The defendants' final claim of error is that the trial court should not have awarded the plaintiff the attorney's fees that he incurred in the present action to enforce the indemnity agreement. The issue is not the recoverability of counsel fees associated with the Lichtenheim litigation. Rather, the question is whether the plaintiff may recover counsel fees in this lawsuit brought to establish the plaintiff's right to indemnification. Only the principle itself is being contested, the parties having stipulated that, if such fees were recoverable, a reasonable amount was $6000. The parties also agreed that this issue was to be determined by the trial court rather than by the jury.
This court has not previously determined the availability of attorney's fees to enforce a contractual indemnity. The general rule is that, in the absence of express contractual terms to the contrary, allowance of fees is limited to the defense of the claim which was indemnified and does not extend to services rendered in establishing the right to indemnification. Vallejos v. C. E. Glass Co., 583 F.2d 507, 510 (10th Cir. 1978); Flunker v. United States, 528 F.2d 239, 246 (9th Cir. 1975); General Electric Co. v. Mason Dixon Lines, Inc., 186 F. Sup. 761, 762-66 (W.D. Va. 1960); Sendroff v. Food Mart of Connecticut, Inc., 34 Conn. Sup. 624, 626, 381 A.2d 565 (1977); Howard P. Foley Co. v. Employers-Commercial Union, 15 Ariz. App. 350, 353, 488 P.2d 987 (1971); Celotex Corporation v. Becknell Construction, Inc., 325 So.2d 566, 568-69 (Miss. 1976); Missouri Pacific R. Co. v.

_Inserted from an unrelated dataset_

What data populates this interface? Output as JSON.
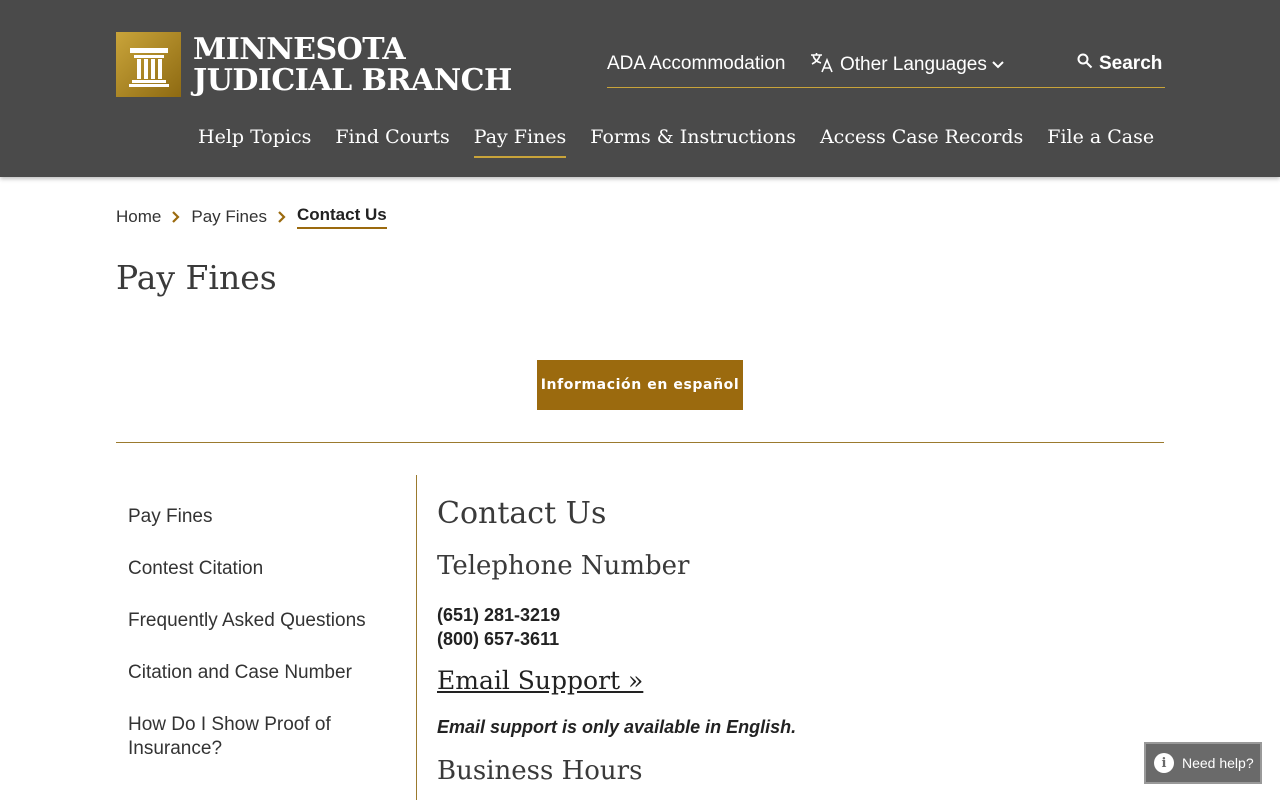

Rental Storage Transit Co., 524 S.W.2d 898, 912 (Mo.App. 1975); Scherf v. Myers, 258 N.W.2d 831, 836 (S.D. 1977); Jones v. Strom Construction Co., 84 Wash.2d 518, 523, 527 P.2d 1115 (1974). Courts have relied on encompassing language in the indemnity contract, usually specifically referring to attorney's fees, to find an express agreement to the contrary. Montgomery Ward Co. v. Wetzel, 98 Ill. App.3d 243, 253, 423 N.E.2d 1170 (1981); Chetopa State Bancshares, Inc. v. Fox, 6 Kan. App. 2d 326, 334, 628 P.2d 249 (1981); Hartford Accident Indemnity Co. v. Maus, Pyle, 266 Or. 502, 504, 514 P.2d 61 (1973); Hammond v. Travelers Indemnity Co., 553 S.W.2d 205, 206 (Tex.Civ.App. 1977).
In actions for indemnity based upon the common law obligation of a tortfeasor; State v. Bloomfield Construction Co., 126 Conn. 349, 359, 11 A.2d 382 (1940); or upon a statutory obligation to reimburse legal fees; Link v. Shelton, 186 Conn. 623, 632, 443 A.2d 902 (1982); we have disallowed claims for attorney's fees arising out of enforcement of the right to indemnification.
Examination of the indemnity agreement in this case makes it clear that it falls within the general rule rather than within the exception. The agreement makes no reference to attorney's fees and limits its scope to `expenses . . . incurred with any action brought to enforce [the Lichtenheims'] first refusal rights." This language allows no reasonable interpretation other than that attorney's fees would be limited to defense of the original action. The trial court's holding to the contrary was therefore in error.